South Vietnamese commander (1918–2013)

Linh Quang Viên (November 11, 1918 – January 17, 2013) was a Vietnamese soldier who rose to the rank of Lieutenant General in the Army of the Republic of Vietnam.

Vien was born in Cao Bang, northern Vietnam. He attended Albert Sarraut High School in Hanoi, and graduated in 1939.

In 1958, he graduated from the Command and General Staff College, [Fort Leavenworth], Kansas. He served in the Army of the Republic of Vietnam (ARVN) and rose to the rank of Lieutenant General, Chief of Staff Inter-armed Forces (Tham Muu truong Lien Quan). In 1964 he commanded the 22nd Division. He participated in many military cabinets between 1965 and 1974 during the various military junta's leadership after the deposal of President Ngo Dinh Diem. Was Political Commissar in the Armed Forces Council (Uy Vien Chinh Tri Hoi Dong Quan Luc), Head of the Central Intelligence Directorate (Phu Dac Uy Trung Uong Tinh Bao), Minister of Information (Tong Truong Thong Tin), Minister of National Security (Tong Truong An Ninh Quoc Gia), and also Interior Minister (Tong Truong Noi Vu) for a short time.

In 1974, he retired from the South Vietnamese Armed Forces, but was soon appointed Ambassador to the Central Africa Republic and Chad.
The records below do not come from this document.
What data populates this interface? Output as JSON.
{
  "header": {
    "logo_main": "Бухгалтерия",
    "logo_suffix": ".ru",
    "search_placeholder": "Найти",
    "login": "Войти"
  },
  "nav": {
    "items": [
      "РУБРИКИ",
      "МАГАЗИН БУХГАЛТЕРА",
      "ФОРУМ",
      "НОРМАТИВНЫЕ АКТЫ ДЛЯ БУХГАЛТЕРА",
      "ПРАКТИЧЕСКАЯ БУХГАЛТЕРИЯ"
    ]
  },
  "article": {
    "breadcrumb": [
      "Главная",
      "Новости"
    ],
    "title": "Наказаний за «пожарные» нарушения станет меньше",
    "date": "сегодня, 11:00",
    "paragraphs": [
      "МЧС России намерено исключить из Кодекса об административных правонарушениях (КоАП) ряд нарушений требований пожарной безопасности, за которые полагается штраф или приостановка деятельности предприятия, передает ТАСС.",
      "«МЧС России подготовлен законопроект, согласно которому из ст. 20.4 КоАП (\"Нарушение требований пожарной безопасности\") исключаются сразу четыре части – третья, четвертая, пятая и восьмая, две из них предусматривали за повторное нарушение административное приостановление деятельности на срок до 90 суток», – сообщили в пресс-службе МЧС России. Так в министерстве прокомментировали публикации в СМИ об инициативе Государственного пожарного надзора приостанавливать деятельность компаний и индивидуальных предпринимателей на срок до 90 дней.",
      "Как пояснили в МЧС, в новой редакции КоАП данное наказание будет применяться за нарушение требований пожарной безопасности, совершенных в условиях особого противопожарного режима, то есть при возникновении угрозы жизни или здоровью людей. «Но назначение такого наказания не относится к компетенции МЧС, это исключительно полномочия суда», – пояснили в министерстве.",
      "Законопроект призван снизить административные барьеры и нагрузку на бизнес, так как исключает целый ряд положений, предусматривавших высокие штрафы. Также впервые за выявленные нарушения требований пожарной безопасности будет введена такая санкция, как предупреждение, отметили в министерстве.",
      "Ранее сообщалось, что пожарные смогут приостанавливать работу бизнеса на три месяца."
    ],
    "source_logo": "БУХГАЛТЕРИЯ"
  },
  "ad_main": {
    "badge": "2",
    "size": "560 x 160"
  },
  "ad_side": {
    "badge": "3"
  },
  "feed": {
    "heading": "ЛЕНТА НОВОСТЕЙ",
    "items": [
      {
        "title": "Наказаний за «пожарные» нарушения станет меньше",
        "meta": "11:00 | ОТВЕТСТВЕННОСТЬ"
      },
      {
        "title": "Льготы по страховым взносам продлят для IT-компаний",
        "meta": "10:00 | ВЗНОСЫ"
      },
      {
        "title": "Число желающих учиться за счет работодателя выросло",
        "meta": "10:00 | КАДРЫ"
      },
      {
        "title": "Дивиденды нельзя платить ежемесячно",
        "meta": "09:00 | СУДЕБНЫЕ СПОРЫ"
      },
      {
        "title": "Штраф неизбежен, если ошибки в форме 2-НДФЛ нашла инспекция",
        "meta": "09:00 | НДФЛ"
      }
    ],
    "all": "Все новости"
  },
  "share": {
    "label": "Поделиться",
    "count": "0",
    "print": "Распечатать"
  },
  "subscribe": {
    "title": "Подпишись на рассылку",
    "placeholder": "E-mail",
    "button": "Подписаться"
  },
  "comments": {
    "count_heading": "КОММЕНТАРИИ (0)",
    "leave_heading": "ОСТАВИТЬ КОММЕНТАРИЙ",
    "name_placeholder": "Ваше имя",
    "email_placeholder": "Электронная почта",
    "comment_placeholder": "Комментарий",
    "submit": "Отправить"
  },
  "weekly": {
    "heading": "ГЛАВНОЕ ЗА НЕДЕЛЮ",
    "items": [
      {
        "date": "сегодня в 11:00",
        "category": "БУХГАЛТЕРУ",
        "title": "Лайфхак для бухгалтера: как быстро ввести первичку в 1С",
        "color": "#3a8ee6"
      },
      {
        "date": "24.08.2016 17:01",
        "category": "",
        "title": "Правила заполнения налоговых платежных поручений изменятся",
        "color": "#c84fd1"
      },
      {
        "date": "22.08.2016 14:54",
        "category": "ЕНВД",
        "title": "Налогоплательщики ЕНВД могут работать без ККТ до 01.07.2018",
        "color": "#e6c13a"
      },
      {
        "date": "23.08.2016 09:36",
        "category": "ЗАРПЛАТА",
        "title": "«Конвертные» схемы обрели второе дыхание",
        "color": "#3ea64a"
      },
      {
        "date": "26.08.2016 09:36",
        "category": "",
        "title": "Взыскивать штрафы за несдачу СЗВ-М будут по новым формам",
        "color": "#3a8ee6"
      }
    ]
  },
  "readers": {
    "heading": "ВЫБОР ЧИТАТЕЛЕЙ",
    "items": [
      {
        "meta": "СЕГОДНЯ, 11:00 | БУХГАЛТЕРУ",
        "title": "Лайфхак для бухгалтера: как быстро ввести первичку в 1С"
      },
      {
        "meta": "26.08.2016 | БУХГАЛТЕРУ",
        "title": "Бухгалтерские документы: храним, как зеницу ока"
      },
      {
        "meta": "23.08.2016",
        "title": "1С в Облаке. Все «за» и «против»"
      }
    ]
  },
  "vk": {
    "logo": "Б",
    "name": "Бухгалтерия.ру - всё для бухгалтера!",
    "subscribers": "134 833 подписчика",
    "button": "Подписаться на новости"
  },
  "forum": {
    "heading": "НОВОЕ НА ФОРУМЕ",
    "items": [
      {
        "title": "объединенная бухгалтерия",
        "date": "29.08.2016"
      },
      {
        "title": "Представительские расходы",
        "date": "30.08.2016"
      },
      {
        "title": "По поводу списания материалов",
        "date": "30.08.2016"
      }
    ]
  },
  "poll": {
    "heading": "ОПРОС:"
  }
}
He remained at these posts until the fall of Saigon in 1975. He was then offered asylum by France, went to Paris and stayed there until 1978 when he immigrated to the US, where he settled in Virginia.

For many years, he was actively involved in several political and community activities within the Vietnamese community in Virginia, including association with the Vietnamese National Congress (Nghi Hoi), the Movement for the Support of the Liberation of Vietnam (Phong Trao Yem Tro Khang Chien), and the Government of Free Vietnam (Chinh Phu Viet Nam Tu Do).